Macquarie Pipeline construction company cops fine for poor erosion control

LEED Engineering and Construction management has been fined $1500 for what the NSW Environmental Protection Authority (EPA) has labelled inadequate and poorly maintained erosion and sediment controls along the Macquarie Pipeline.

Orange City Council staff also received an official caution for poor environmental controls along the pipeline corridor. 

EPA director south Gary Whytcross said the authority took action on July 2 following a complaint in May. 

“The EPA investigated the matter and confirmed that there was a lack of appropriate erosion and sediment controls in some places, and in some other places they were not adequately maintained,” he said.

Mr Whytcross said, while the council was not directly responsible, it needed to ensure contractors applied good environmental practices.

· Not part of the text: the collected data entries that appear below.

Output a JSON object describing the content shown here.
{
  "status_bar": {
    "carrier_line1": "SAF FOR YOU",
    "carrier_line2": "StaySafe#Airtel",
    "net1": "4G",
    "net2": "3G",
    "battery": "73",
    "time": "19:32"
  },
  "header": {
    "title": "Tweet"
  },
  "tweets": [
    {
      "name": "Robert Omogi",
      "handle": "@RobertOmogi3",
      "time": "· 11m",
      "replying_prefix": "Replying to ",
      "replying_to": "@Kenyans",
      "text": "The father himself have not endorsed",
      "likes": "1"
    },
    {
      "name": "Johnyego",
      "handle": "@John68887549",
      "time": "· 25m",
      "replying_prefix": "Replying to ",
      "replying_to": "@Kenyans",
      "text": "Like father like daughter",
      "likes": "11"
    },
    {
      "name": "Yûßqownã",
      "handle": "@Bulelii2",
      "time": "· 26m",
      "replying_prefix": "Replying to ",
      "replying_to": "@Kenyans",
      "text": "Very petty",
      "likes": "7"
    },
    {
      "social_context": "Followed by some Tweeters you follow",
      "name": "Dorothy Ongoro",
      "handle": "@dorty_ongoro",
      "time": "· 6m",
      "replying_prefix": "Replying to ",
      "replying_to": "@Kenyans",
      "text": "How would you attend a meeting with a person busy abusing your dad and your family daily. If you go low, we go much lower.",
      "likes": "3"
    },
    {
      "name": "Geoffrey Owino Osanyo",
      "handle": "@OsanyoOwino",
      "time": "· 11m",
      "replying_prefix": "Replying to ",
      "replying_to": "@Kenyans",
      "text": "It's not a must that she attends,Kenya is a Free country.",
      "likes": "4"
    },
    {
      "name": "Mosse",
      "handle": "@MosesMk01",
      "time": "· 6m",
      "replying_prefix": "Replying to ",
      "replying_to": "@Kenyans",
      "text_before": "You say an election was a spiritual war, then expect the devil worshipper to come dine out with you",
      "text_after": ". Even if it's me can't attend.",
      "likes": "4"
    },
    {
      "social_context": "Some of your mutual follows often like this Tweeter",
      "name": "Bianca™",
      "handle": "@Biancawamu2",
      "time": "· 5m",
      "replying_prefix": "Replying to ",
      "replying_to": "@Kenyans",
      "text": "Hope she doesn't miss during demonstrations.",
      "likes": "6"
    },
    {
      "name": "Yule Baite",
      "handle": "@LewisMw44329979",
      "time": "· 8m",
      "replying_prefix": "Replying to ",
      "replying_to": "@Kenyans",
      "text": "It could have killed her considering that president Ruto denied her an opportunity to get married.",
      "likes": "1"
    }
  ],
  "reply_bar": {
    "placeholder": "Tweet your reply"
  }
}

“The EPA has worked with Orange City Council to identify the standard of works required to protect the environment and will continue to inspect the pipeline works,” he said.

Residents previously complained of sediment washing away during heavy rain following the pipeline’s construction.

Ophir Road resident Learne Spicer said conditions had improved since the EPA took action, including extra straw bales and green sediment fencing and changes to some culverts. 

“We are satisfied at the moment, but there’s always room for improvement,” she said.

Long Point Road resident Colin Young agreed, saying he had observed additional sediment traps.

Orange City Council technical services director Chris Devitt noted the investigation did not find erosion and sediment control measures were breached, only the potential for a breach. 

“The caution and fine are for isolated elements of the project and that in the opinion of the EPA, the majority of the project was very well managed with regard to erosion and sediment control,” he said.

“It was recognised that satisfactory standards were being met, but the EPA expected a higher standard from a local government authority, particularly given the high profile of the project.”